Essas aglomerações em bares e shoppings têm sido vistas por todo o país e, ao que parece, ninguém estava nesses lugares pela essencialidade das atividades. Vimos até festas universitárias promovendo apostas para descobrir quem dos presentes seria contaminado primeiro. 
Banalizamos não apenas a morte, mas especialmente a vida. Neste momento nossa falsa solidariedade é apenas uma máscara no queixo de nossa maldade e mesquinharia, porque de fato a vida dos outros não nos importa e nossa necessidade imediata de satisfação na tentativa vã de preencher nossas existências miseráveis pesa mais que o apreço à vida de quem quer que seja. 

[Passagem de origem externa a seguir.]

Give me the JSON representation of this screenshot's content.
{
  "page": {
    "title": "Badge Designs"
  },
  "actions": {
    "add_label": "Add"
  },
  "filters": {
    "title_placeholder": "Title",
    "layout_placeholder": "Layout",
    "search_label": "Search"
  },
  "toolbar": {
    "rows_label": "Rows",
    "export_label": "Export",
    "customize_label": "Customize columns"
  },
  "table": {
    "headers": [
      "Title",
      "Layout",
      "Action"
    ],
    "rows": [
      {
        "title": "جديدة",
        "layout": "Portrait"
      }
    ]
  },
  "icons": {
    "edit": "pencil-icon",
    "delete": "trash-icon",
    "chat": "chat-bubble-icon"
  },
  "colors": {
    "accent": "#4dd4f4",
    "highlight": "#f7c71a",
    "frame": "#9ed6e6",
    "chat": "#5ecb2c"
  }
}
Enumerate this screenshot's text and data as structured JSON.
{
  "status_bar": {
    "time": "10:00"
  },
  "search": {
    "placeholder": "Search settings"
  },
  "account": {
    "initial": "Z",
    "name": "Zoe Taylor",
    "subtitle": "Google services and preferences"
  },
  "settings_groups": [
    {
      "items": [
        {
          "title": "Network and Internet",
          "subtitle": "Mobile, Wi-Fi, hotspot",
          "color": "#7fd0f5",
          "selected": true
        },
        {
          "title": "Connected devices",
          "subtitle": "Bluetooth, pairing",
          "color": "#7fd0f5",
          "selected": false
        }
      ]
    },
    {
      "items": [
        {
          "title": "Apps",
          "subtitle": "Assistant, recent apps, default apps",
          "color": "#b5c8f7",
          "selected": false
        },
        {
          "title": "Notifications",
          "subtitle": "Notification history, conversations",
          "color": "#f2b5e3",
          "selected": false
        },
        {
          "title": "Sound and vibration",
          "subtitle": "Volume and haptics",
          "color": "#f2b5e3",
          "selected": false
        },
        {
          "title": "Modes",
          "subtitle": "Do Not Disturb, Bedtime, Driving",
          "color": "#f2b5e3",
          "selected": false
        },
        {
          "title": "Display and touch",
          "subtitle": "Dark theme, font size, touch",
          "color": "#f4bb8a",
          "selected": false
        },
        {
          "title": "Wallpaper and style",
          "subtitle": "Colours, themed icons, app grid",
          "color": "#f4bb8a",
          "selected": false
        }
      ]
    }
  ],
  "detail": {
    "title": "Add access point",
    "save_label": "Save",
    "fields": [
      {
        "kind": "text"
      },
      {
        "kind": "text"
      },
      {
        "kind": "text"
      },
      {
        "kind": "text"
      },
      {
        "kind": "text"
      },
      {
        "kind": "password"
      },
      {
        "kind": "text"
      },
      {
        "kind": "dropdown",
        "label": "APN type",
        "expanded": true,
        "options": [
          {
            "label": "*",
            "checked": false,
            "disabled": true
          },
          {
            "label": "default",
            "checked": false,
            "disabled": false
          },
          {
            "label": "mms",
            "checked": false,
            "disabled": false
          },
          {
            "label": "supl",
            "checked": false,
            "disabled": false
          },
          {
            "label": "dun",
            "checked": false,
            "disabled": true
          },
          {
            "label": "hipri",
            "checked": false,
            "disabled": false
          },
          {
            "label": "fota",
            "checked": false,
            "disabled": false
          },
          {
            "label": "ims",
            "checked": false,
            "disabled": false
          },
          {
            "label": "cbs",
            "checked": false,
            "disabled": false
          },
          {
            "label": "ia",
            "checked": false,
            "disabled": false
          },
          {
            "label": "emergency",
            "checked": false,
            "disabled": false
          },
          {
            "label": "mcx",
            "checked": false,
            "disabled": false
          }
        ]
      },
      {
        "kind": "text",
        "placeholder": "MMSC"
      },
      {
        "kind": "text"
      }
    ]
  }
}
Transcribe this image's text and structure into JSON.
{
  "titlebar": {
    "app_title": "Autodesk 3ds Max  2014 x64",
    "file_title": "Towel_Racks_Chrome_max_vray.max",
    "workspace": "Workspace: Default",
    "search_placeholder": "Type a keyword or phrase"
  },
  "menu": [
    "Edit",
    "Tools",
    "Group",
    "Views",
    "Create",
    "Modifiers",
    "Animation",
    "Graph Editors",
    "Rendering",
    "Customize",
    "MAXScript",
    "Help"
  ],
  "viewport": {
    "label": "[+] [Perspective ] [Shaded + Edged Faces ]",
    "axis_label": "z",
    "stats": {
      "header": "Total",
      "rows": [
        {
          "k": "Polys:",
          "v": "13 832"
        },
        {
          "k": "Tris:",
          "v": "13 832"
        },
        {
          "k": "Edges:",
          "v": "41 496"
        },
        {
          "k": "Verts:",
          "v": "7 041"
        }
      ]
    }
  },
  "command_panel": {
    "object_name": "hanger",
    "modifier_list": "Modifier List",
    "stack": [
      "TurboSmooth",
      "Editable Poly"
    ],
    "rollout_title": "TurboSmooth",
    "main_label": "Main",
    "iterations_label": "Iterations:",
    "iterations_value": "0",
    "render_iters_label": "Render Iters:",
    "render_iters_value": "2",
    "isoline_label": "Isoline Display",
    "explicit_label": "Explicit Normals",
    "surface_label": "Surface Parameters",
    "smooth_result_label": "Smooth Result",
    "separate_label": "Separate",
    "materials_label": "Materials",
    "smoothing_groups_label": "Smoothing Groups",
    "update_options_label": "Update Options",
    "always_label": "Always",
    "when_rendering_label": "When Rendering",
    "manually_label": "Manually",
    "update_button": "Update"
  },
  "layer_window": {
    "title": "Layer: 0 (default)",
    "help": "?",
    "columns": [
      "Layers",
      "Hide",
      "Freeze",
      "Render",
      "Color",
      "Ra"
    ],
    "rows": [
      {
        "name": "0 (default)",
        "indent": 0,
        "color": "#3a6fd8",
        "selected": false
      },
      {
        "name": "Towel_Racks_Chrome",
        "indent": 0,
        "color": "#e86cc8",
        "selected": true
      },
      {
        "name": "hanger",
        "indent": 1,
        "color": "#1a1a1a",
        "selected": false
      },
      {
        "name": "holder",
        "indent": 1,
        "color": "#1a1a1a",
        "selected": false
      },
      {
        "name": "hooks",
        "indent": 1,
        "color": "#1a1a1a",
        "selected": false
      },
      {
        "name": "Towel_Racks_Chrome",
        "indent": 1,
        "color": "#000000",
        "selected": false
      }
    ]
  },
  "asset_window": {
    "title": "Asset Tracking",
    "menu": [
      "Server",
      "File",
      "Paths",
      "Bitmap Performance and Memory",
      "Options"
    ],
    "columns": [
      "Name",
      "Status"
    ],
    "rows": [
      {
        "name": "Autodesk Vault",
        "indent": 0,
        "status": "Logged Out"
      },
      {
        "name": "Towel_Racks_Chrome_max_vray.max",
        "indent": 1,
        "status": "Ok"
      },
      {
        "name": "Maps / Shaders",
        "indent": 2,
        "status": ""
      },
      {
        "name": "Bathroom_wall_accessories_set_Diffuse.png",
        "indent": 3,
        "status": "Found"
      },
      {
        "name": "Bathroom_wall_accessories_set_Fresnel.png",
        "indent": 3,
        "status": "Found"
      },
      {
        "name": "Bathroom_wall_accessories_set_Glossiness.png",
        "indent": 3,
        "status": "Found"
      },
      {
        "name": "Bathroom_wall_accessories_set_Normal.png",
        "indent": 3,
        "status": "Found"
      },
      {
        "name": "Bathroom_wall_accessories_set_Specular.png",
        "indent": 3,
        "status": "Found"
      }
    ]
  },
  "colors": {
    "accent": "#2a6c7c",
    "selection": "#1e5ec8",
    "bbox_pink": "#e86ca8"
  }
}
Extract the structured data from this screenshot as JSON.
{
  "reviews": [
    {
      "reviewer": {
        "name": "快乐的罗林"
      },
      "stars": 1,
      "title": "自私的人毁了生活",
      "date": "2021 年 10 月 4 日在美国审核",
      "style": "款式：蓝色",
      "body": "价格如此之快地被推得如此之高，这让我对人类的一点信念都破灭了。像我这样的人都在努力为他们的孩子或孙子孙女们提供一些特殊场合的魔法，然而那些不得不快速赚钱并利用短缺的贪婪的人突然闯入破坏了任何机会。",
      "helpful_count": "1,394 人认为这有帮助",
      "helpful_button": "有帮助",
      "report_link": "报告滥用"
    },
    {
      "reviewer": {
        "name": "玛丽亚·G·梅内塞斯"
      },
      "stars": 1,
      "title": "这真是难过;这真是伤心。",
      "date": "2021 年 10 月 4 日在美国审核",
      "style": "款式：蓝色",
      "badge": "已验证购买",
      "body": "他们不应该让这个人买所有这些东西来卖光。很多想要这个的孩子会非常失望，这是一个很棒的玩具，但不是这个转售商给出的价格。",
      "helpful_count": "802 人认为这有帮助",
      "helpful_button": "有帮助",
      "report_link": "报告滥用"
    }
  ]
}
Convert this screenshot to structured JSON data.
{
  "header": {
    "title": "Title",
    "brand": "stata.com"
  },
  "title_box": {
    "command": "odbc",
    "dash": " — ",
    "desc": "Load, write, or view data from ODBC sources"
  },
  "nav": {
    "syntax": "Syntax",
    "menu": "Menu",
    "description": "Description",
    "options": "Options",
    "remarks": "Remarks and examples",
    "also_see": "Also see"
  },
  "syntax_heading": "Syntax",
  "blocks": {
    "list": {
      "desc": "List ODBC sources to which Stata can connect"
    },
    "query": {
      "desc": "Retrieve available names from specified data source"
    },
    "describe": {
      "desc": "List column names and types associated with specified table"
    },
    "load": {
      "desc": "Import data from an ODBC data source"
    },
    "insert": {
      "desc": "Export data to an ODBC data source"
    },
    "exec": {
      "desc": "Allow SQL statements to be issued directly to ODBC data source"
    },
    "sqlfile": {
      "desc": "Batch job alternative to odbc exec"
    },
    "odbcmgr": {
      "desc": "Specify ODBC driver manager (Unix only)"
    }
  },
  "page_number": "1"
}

Fato é que perdemos a oportunidade de mudar o mundo terrível que construímos. Mais uma oportunidade, aliás. É claro que não há mudança profunda sem construção do caminho, da luta. E, ainda que essa oportunidade nos tenha sido forçada, não a aproveitamos porque nunca estamos prontos para nada. 
Este momento da pandemia, em que alguns países tentam se proteger de uma segunda onda enquanto nós alongamos e ainda surfamos na primeira, mostra que o nosso novo normal é nada mais que o nosso velho normal de sempre. Infelizmente.